Look at the AI handler code in apps/api/internal/handler/ai_handler.go. What happens if AI_GATEWAY_API_KEY is empty? What HTTP status code and error code does the handler return? (Hint: it returns 503 with error code AI_UNAVAILABLE.)

Summary

You now understand how Grit integrates AI into your application. Let's review what you learned:

  • AI Gateway — one API key, one format, hundreds of models from dozens of providers
  • Configuration — 3 env vars: API key, model (provider/model format), and gateway URL
  • AI Service — Go struct with Complete (full response) and Stream (real-time chunks) methods
  • Complete endpoint — POST /api/ai/complete for one-shot prompts
  • Chat endpoint — POST /api/ai/chat for multi-turn conversations with message history
  • Streaming (SSE) — POST /api/ai/stream for real-time word-by-word responses
  • Model switching — change one env var to switch between Claude, GPT, Gemini, Llama, and more
  • Chat UI — React component using ReadableStream to display SSE chunks in real-time
10

Challenge: Final Challenge: Design an AI Feature

Design a product description generator for an e-commerce app.
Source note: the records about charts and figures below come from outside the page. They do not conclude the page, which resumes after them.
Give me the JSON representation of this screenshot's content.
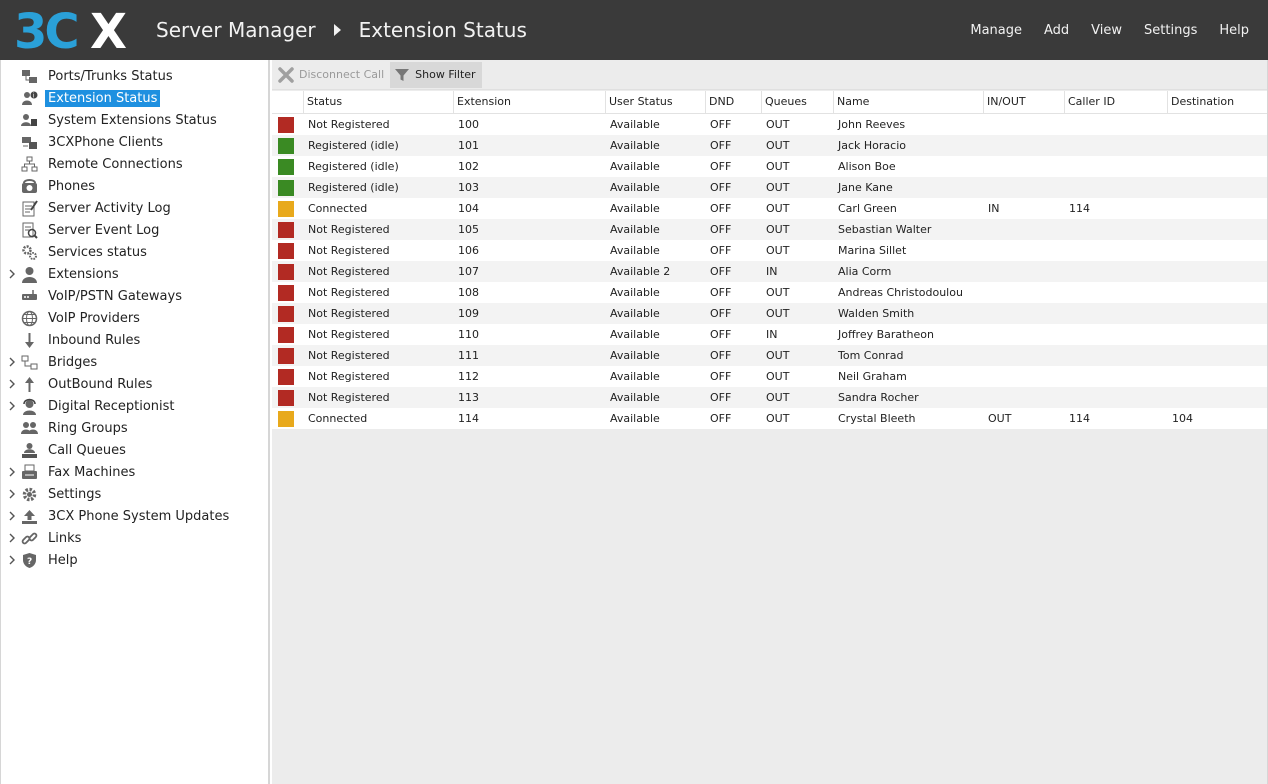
{
  "app": {
    "logo_text": "3CX",
    "breadcrumb": [
      "Server Manager",
      "Extension Status"
    ]
  },
  "topnav": [
    "Manage",
    "Add",
    "View",
    "Settings",
    "Help"
  ],
  "sidebar": {
    "items": [
      {
        "label": "Ports/Trunks Status",
        "icon": "ports-trunks-icon",
        "expandable": false,
        "active": false
      },
      {
        "label": "Extension Status",
        "icon": "extension-status-icon",
        "expandable": false,
        "active": true
      },
      {
        "label": "System Extensions Status",
        "icon": "system-extensions-icon",
        "expandable": false,
        "active": false
      },
      {
        "label": "3CXPhone Clients",
        "icon": "phone-clients-icon",
        "expandable": false,
        "active": false
      },
      {
        "label": "Remote Connections",
        "icon": "network-icon",
        "expandable": false,
        "active": false
      },
      {
        "label": "Phones",
        "icon": "phone-icon",
        "expandable": false,
        "active": false
      },
      {
        "label": "Server Activity Log",
        "icon": "activity-log-icon",
        "expandable": false,
        "active": false
      },
      {
        "label": "Server Event Log",
        "icon": "event-log-icon",
        "expandable": false,
        "active": false
      },
      {
        "label": "Services status",
        "icon": "gears-icon",
        "expandable": false,
        "active": false
      },
      {
        "label": "Extensions",
        "icon": "user-icon",
        "expandable": true,
        "active": false
      },
      {
        "label": "VoIP/PSTN Gateways",
        "icon": "gateway-icon",
        "expandable": false,
        "active": false
      },
      {
        "label": "VoIP Providers",
        "icon": "globe-icon",
        "expandable": false,
        "active": false
      },
      {
        "label": "Inbound Rules",
        "icon": "arrow-down-icon",
        "expandable": false,
        "active": false
      },
      {
        "label": "Bridges",
        "icon": "bridge-icon",
        "expandable": true,
        "active": false
      },
      {
        "label": "OutBound Rules",
        "icon": "arrow-up-icon",
        "expandable": true,
        "active": false
      },
      {
        "label": "Digital Receptionist",
        "icon": "receptionist-icon",
        "expandable": true,
        "active": false
      },
      {
        "label": "Ring Groups",
        "icon": "group-icon",
        "expandable": false,
        "active": false
      },
      {
        "label": "Call Queues",
        "icon": "queue-icon",
        "expandable": false,
        "active": false
      },
      {
        "label": "Fax Machines",
        "icon": "fax-icon",
        "expandable": true,
        "active": false
      },
      {
        "label": "Settings",
        "icon": "gear-icon",
        "expandable": true,
        "active": false
      },
      {
        "label": "3CX Phone System Updates",
        "icon": "upload-icon",
        "expandable": true,
        "active": false
      },
      {
        "label": "Links",
        "icon": "link-icon",
        "expandable": true,
        "active": false
      },
      {
        "label": "Help",
        "icon": "help-shield-icon",
        "expandable": true,
        "active": false
      }
    ]
  },
  "toolbar": {
    "disconnect_label": "Disconnect Call",
    "filter_label": "Show Filter"
  },
  "table": {
    "columns": [
      "Status",
      "Extension",
      "User Status",
      "DND",
      "Queues",
      "Name",
      "IN/OUT",
      "Caller ID",
      "Destination"
    ],
    "status_colors": {
      "red": "#b22a23",
      "green": "#3a8a23",
      "yellow": "#e8a91c"
    },
    "rows": [
      {
        "color": "red",
        "status": "Not Registered",
        "extension": "100",
        "user_status": "Available",
        "dnd": "OFF",
        "queues": "OUT",
        "name": "John Reeves",
        "inout": "",
        "caller_id": "",
        "destination": ""
      },
      {
        "color": "green",
        "status": "Registered (idle)",
        "extension": "101",
        "user_status": "Available",
        "dnd": "OFF",
        "queues": "OUT",
        "name": "Jack Horacio",
        "inout": "",
        "caller_id": "",
        "destination": ""
      },
      {
        "color": "green",
        "status": "Registered (idle)",
        "extension": "102",
        "user_status": "Available",
        "dnd": "OFF",
        "queues": "OUT",
        "name": "Alison Boe",
        "inout": "",
        "caller_id": "",
        "destination": ""
      },
      {
        "color": "green",
        "status": "Registered (idle)",
        "extension": "103",
        "user_status": "Available",
        "dnd": "OFF",
        "queues": "OUT",
        "name": "Jane Kane",
        "inout": "",
        "caller_id": "",
        "destination": ""
      },
      {
        "color": "yellow",
        "status": "Connected",
        "extension": "104",
        "user_status": "Available",
        "dnd": "OFF",
        "queues": "OUT",
        "name": "Carl Green",
        "inout": "IN",
        "caller_id": "114",
        "destination": ""
      },
      {
        "color": "red",
        "status": "Not Registered",
        "extension": "105",
        "user_status": "Available",
        "dnd": "OFF",
        "queues": "OUT",
        "name": "Sebastian Walter",
        "inout": "",
        "caller_id": "",
        "destination": ""
      },
      {
        "color": "red",
        "status": "Not Registered",
        "extension": "106",
        "user_status": "Available",
        "dnd": "OFF",
        "queues": "OUT",
        "name": "Marina Sillet",
        "inout": "",
        "caller_id": "",
        "destination": ""
      },
      {
        "color": "red",
        "status": "Not Registered",
        "extension": "107",
        "user_status": "Available 2",
        "dnd": "OFF",
        "queues": "IN",
        "name": "Alia Corm",
        "inout": "",
        "caller_id": "",
        "destination": ""
      },
      {
        "color": "red",
        "status": "Not Registered",
        "extension": "108",
        "user_status": "Available",
        "dnd": "OFF",
        "queues": "OUT",
        "name": "Andreas Christodoulou",
        "inout": "",
        "caller_id": "",
        "destination": ""
      },
      {
        "color": "red",
        "status": "Not Registered",
        "extension": "109",
        "user_status": "Available",
        "dnd": "OFF",
        "queues": "OUT",
        "name": "Walden Smith",
        "inout": "",
        "caller_id": "",
        "destination": ""
      },
      {
        "color": "red",
        "status": "Not Registered",
        "extension": "110",
        "user_status": "Available",
        "dnd": "OFF",
        "queues": "IN",
        "name": "Joffrey Baratheon",
        "inout": "",
        "caller_id": "",
        "destination": ""
      },
      {
        "color": "red",
        "status": "Not Registered",
        "extension": "111",
        "user_status": "Available",
        "dnd": "OFF",
        "queues": "OUT",
        "name": "Tom Conrad",
        "inout": "",
        "caller_id": "",
        "destination": ""
      },
      {
        "color": "red",
        "status": "Not Registered",
        "extension": "112",
        "user_status": "Available",
        "dnd": "OFF",
        "queues": "OUT",
        "name": "Neil Graham",
        "inout": "",
        "caller_id": "",
        "destination": ""
      },
      {
        "color": "red",
        "status": "Not Registered",
        "extension": "113",
        "user_status": "Available",
        "dnd": "OFF",
        "queues": "OUT",
        "name": "Sandra Rocher",
        "inout": "",
        "caller_id": "",
        "destination": ""
      },
      {
        "color": "yellow",
        "status": "Connected",
        "extension": "114",
        "user_status": "Available",
        "dnd": "OFF",
        "queues": "OUT",
        "name": "Crystal Bleeth",
        "inout": "OUT",
        "caller_id": "114",
        "destination": "104"
      }
    ]
  }
}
Here's the scenario:

  1. The user enters a product name and a list of features (e.g., "Wireless Headphones" with features "noise cancelling, 30hr battery, Bluetooth 5.3")
  2. The frontend calls the AI endpoint with a prompt that includes the product details
  3. The AI generates a marketing description
  4. The user can click "Regenerate" to get a new version

Write out your plan:

  • Which endpoint would you call — /api/ai/complete, /api/ai/chat, or /api/ai/stream? Why?
  • What would the messages array (or prompt) look like? Write the actual JSON.
  • How would you display the response — wait for the full text or stream it word by word?
  • What happens when the user clicks "Regenerate"? Do you send the same messages or different ones?